Although Trump has solidified his grip on his party on the way to becoming the presumptive nominee, not even his own former vice president, Mike Pence, is willing to endorse Trump’s bid for another White House term. The only other living Republican president, George W. Bush, is not a supporter, either.

It’s a far different situation with Biden, Obama and Clinton. When they haven’t been campaigning against each other, they’ve been working together.

At one point, all three of them were on a collision course during the Democratic presidential primary in 2008. Biden and Obama sought the nomination, as did Clinton’s wife, Hillary. Obama came out on top, and chose Biden as his vice president and Hillary Clinton as his secretary of state.

As Obama’s two terms were ending and the 2016 election was approaching, he nudged Hillary Clinton to the forefront as his preferred successor and dissuaded Biden from running after Biden’s elder son died of cancer. Clinton lost to Trump, who lost to Biden in 2020. Obama privately helped clear a path for Biden to the Democratic nomination that year.

There have been notable splits between the presidents on key issues. Biden was unsuccessful in persuading Obama not to send more troops to Afghanistan in 2009. U.S. forces remained in the country until 2021, when Biden withdrew them during his first year in office.

The three presidents have often focused on the same goals in a sort of legislative relay race.
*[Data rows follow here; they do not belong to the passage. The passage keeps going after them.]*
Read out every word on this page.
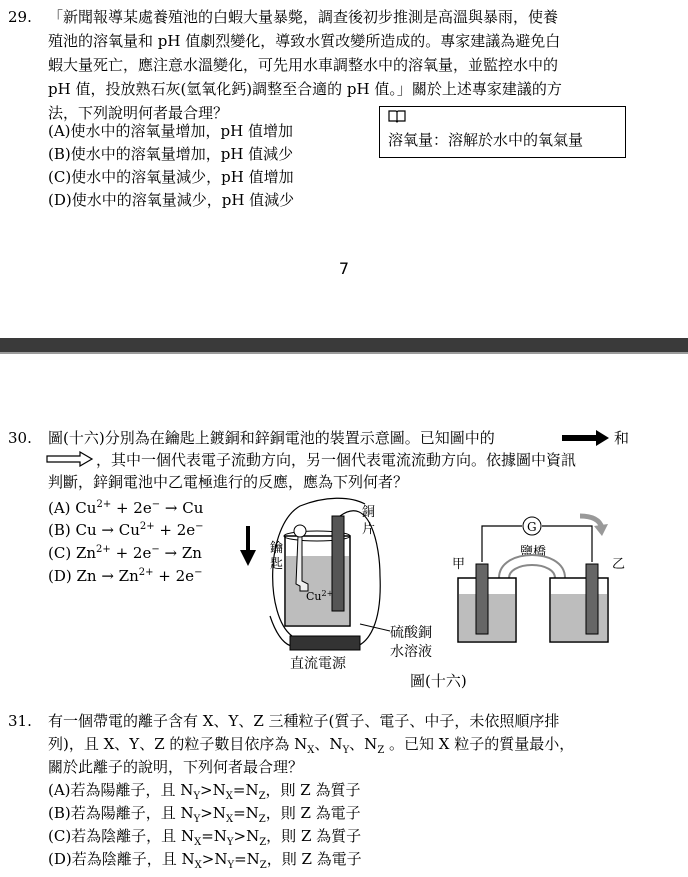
29. 「新聞報導某處養殖池的白蝦大量暴斃，調查後初步推測是高溫與暴雨，使養
殖池的溶氧量和 pH 值劇烈變化，導致水質改變所造成的。專家建議為避免白
蝦大量死亡，應注意水溫變化，可先用水車調整水中的溶氧量，並監控水中的
pH 值，投放熟石灰(氫氧化鈣)調整至合適的 pH 值。」關於上述專家建議的方
法，下列說明何者最合理？
(A)使水中的溶氧量增加，pH 值增加
(B)使水中的溶氧量增加，pH 值減少
(C)使水中的溶氧量減少，pH 值增加
(D)使水中的溶氧量減少，pH 值減少
溶氧量：溶解於水中的氧氣量
7
30. 圖(十六)分別為在鑰匙上鍍銅和鋅銅電池的裝置示意圖。已知圖中的	和
，其中一個代表電子流動方向，另一個代表電流流動方向。依據圖中資訊
判斷，鋅銅電池中乙電極進行的反應，應為下列何者？
(A) $Cu^{2+} + 2e^- \to Cu$
(B) $Cu \to Cu^{2+} + 2e^-$
(C) $Zn^{2+} + 2e^- \to Zn$
(D) $Zn \to Zn^{2+} + 2e^-$
$Cu^{2+}$
鑰
匙
銅
片
直流電源
硫酸銅
水溶液
G
鹽橋
甲	乙
圖(十六)
31. 有一個帶電的離子含有 X、Y、Z 三種粒子(質子、電子、中子，未依照順序排
列)，且 X、Y、Z 的粒子數目依序為 $N_X$、$N_Y$、$N_Z$ 。已知 X 粒子的質量最小，
關於此離子的說明，下列何者最合理？
(A)若為陽離子，且 $N_Y>N_X=N_Z$，則 Z 為質子
(B)若為陽離子，且 $N_Y>N_X=N_Z$，則 Z 為電子
(C)若為陰離子，且 $N_X=N_Y>N_Z$，則 Z 為質子
(D)若為陰離子，且 $N_X>N_Y=N_Z$，則 Z 為電子
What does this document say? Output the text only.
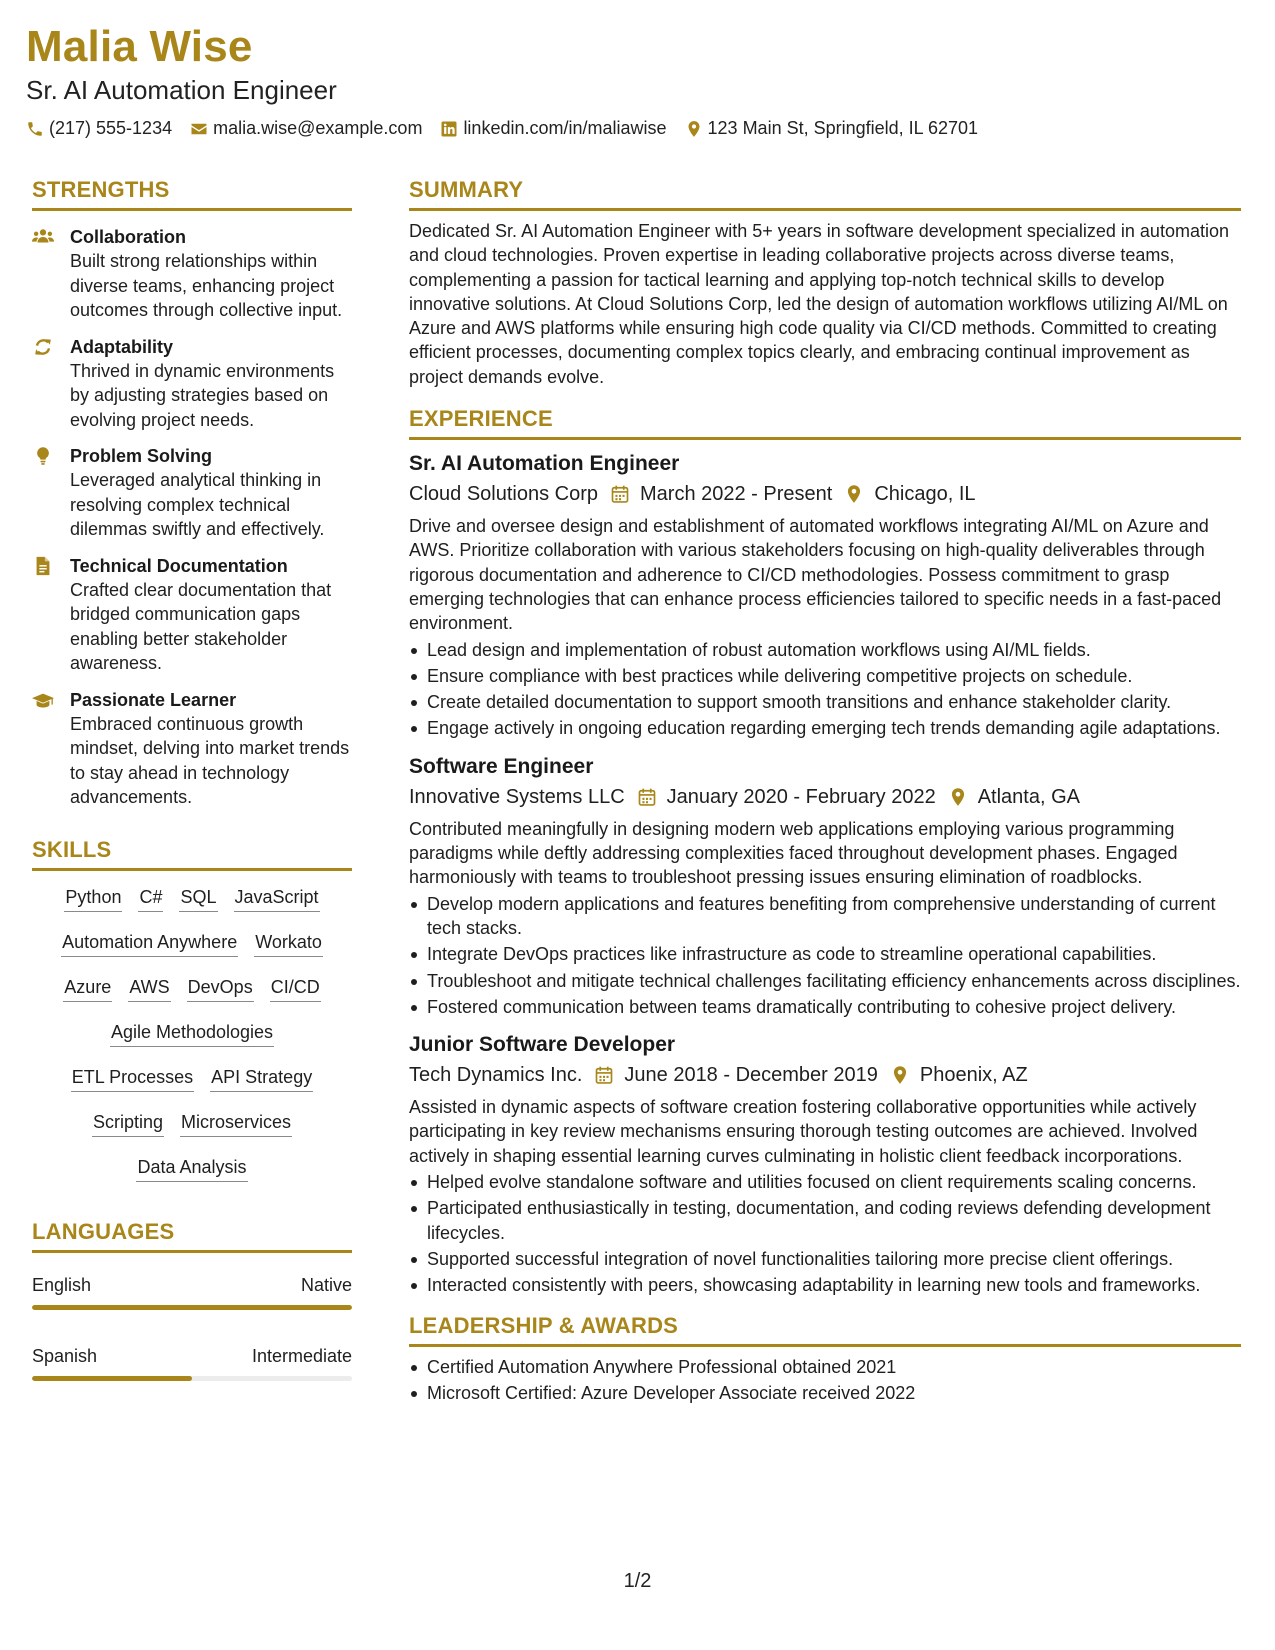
Malia Wise
Sr. AI Automation Engineer
(217) 555-1234 malia.wise@example.com linkedin.com/in/maliawise 123 Main St, Springfield, IL 62701
STRENGTHS
Collaboration
Built strong relationships within diverse teams, enhancing project outcomes through collective input.
Adaptability
Thrived in dynamic environments by adjusting strategies based on evolving project needs.
Problem Solving
Leveraged analytical thinking in resolving complex technical dilemmas swiftly and effectively.
Technical Documentation
Crafted clear documentation that bridged communication gaps enabling better stakeholder awareness.
Passionate Learner
Embraced continuous growth mindset, delving into market trends to stay ahead in technology advancements.
SKILLS
Python C# SQL JavaScript
Automation Anywhere Workato
Azure AWS DevOps CI/CD
Agile Methodologies
ETL Processes API Strategy
Scripting Microservices
Data Analysis
LANGUAGES
English	Native
Spanish	Intermediate
SUMMARY
Dedicated Sr. AI Automation Engineer with 5+ years in software development specialized in automation and cloud technologies. Proven expertise in leading collaborative projects across diverse teams, complementing a passion for tactical learning and applying top-notch technical skills to develop innovative solutions. At Cloud Solutions Corp, led the design of automation workflows utilizing AI/ML on Azure and AWS platforms while ensuring high code quality via CI/CD methods. Committed to creating efficient processes, documenting complex topics clearly, and embracing continual improvement as project demands evolve.
EXPERIENCE
Sr. AI Automation Engineer
Cloud Solutions Corp March 2022 - Present Chicago, IL
Drive and oversee design and establishment of automated workflows integrating AI/ML on Azure and AWS. Prioritize collaboration with various stakeholders focusing on high-quality deliverables through rigorous documentation and adherence to CI/CD methodologies. Possess commitment to grasp emerging technologies that can enhance process efficiencies tailored to specific needs in a fast-paced environment.
Lead design and implementation of robust automation workflows using AI/ML fields.
Ensure compliance with best practices while delivering competitive projects on schedule.
Create detailed documentation to support smooth transitions and enhance stakeholder clarity.
Engage actively in ongoing education regarding emerging tech trends demanding agile adaptations.
Software Engineer
Innovative Systems LLC January 2020 - February 2022 Atlanta, GA
Contributed meaningfully in designing modern web applications employing various programming paradigms while deftly addressing complexities faced throughout development phases. Engaged harmoniously with teams to troubleshoot pressing issues ensuring elimination of roadblocks.
Develop modern applications and features benefiting from comprehensive understanding of current tech stacks.
Integrate DevOps practices like infrastructure as code to streamline operational capabilities.
Troubleshoot and mitigate technical challenges facilitating efficiency enhancements across disciplines.
Fostered communication between teams dramatically contributing to cohesive project delivery.
Junior Software Developer
Tech Dynamics Inc. June 2018 - December 2019 Phoenix, AZ
Assisted in dynamic aspects of software creation fostering collaborative opportunities while actively participating in key review mechanisms ensuring thorough testing outcomes are achieved. Involved actively in shaping essential learning curves culminating in holistic client feedback incorporations.
Helped evolve standalone software and utilities focused on client requirements scaling concerns.
Participated enthusiastically in testing, documentation, and coding reviews defending development lifecycles.
Supported successful integration of novel functionalities tailoring more precise client offerings.
Interacted consistently with peers, showcasing adaptability in learning new tools and frameworks.
LEADERSHIP & AWARDS
Certified Automation Anywhere Professional obtained 2021
Microsoft Certified: Azure Developer Associate received 2022
1/2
Clinton failed to significantly expand health care access during his presidency, which ran from 1993 to 2001. Obama picked up the baton when he took office in 2009 and signed the Affordable Care Act into law in 2010.

Biden called the law a “big … deal” — inserting an infamous expletive in the middle of that thought — and built on it when he began his own term in 2021. He signed legislation that included financial incentives for states to expand Medicaid, prompting North Carolina to take the belated step last year, more than a decade after the Affordable Care Act made it possible.

Between Clinton, Obama and Biden, “they’ve seen the sweep of Democratic history together in ways that not everybody has,” said Gene Sperling, a longtime economic adviser.

Sperling is among the administration officials who have served all three presidents. Another member of those ranks is John Podesta, currently a global climate envoy for Biden who was Clinton’s chief of staff and an environmental adviser to Obama.

Podesta said all three have tried to improve the lives of working Americans.

“Each one of them, when they close the door on the Oval Office, that’s what mattered to them the most,” he said.

But their styles aren’t the same. While Obama was more reserved, Biden and Clinton draw energy from chatting up people on rope lines and forging deep personal relationships.

Panetta suggested that Biden, broadly unpopular in public polling, should try to pick up a few tips from his Democratic predecessors, both of whom served two terms.

“The fundamental reason they got reelected is that they were able to connect with the American people,” he said. “Joe Biden clearly needs to do that.”

The only living Democratic president who will not be in New York for the fundraiser is 99-year-old Jimmy Carter. A spokeswoman for Carter confirmed that he remains in home hospice care and is not making any public statements.